The 1975 Spring Offensive was a conventional one (the National Liberation Front had all but been spent in terms of manpower, though they were able to field seven infantry divisions, one corps headquarters, and five battalions of artillery for the final offensive). 270,000 North Vietnamese troops were already in South Vietnam at the signing of the Accords, and by the fall of Saigon, nearly every PAVN ground combat unit was deployed to South Vietnam. While the North Vietnamese had their own supply issues going into the offensive, by the fall of Ban Me Thuot, and the disastrous rout from the Central Highlands, it became clear to even the most casual observers, that South Vietnam would not be able to hold the majority of its remaining territory, if Saigon at all. The multiple denials of emergency military aid to South Vietnam had the effect of further demoralizing the South Vietnamese and eroding their willingness to fight.
However, the South Vietnamese largely believed, right until the very end, that if the Americans had okayed emergency aid or even committed to air strikes, that Saigon or at least MR IV in the delta region could have been saved. This is reflected in anecdotal quotes and documents involving a proposed breakout from Saigon and idea of a redoubt around Can Tho.

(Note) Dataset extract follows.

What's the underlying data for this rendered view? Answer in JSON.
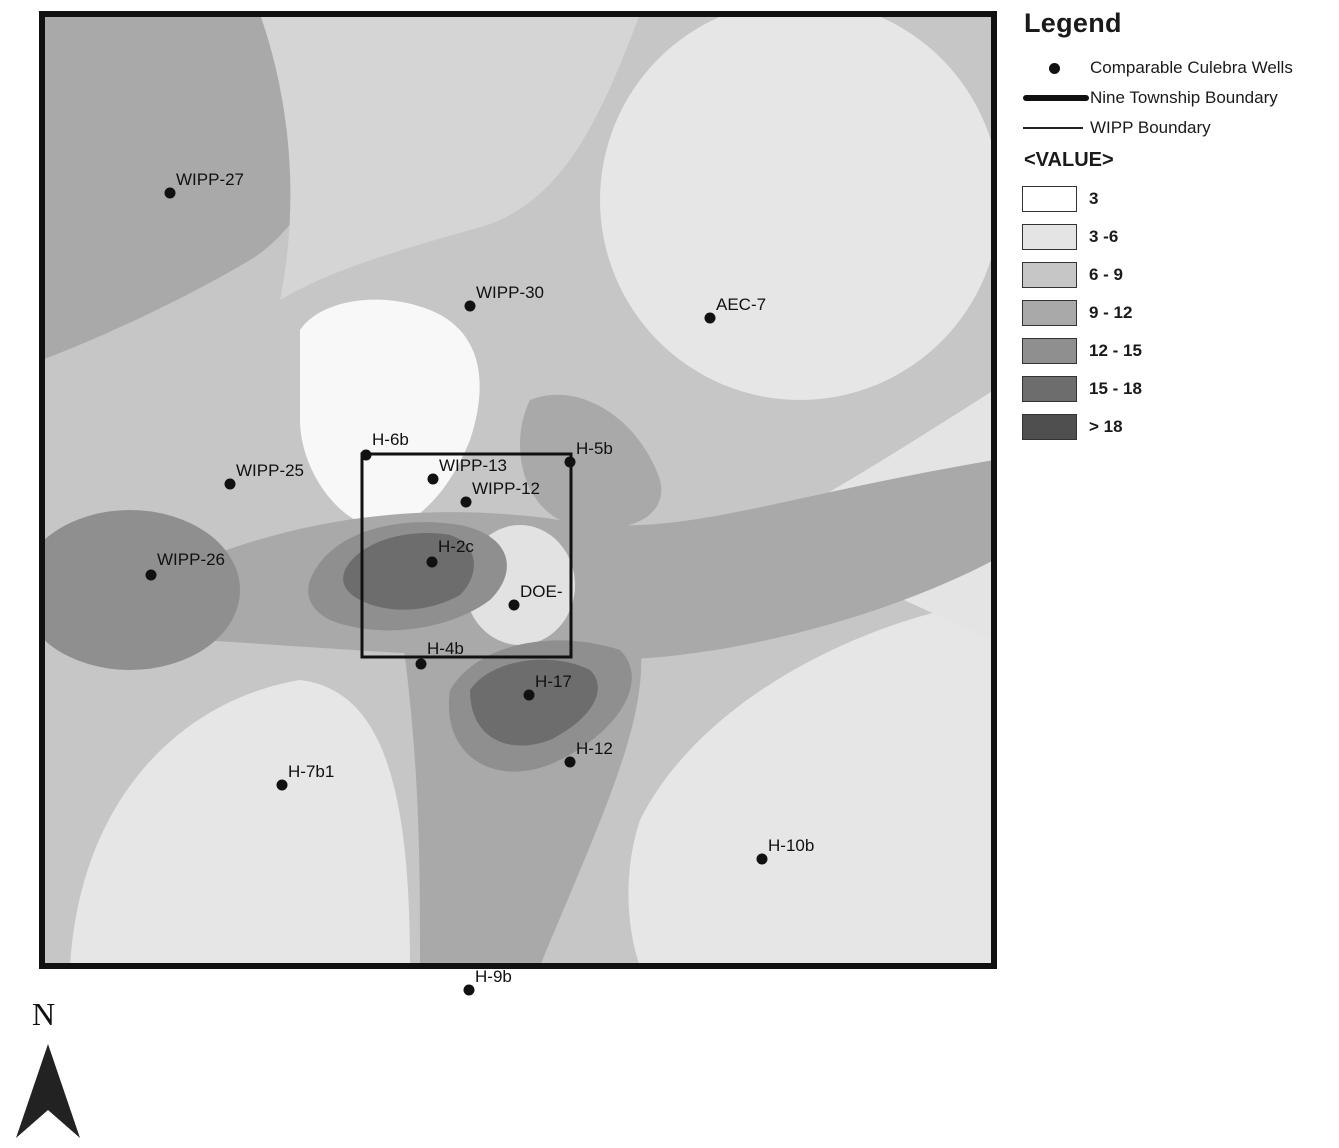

As a result, Congress, already weary of the war, especially after U.S. combat withdrawal, seeing that the writing was on the wall for South Vietnam, refused to appropriate money that they thought would be "wasted." Ford had his hands tied by the War Powers Act, which only permitted non-Congressionally approved action involving "a national emergency created by attack upon the United States, its territories or possessions, or its armed forces." The Act and Congress's unwillingness to appropriate any money, made intervention an impossibility.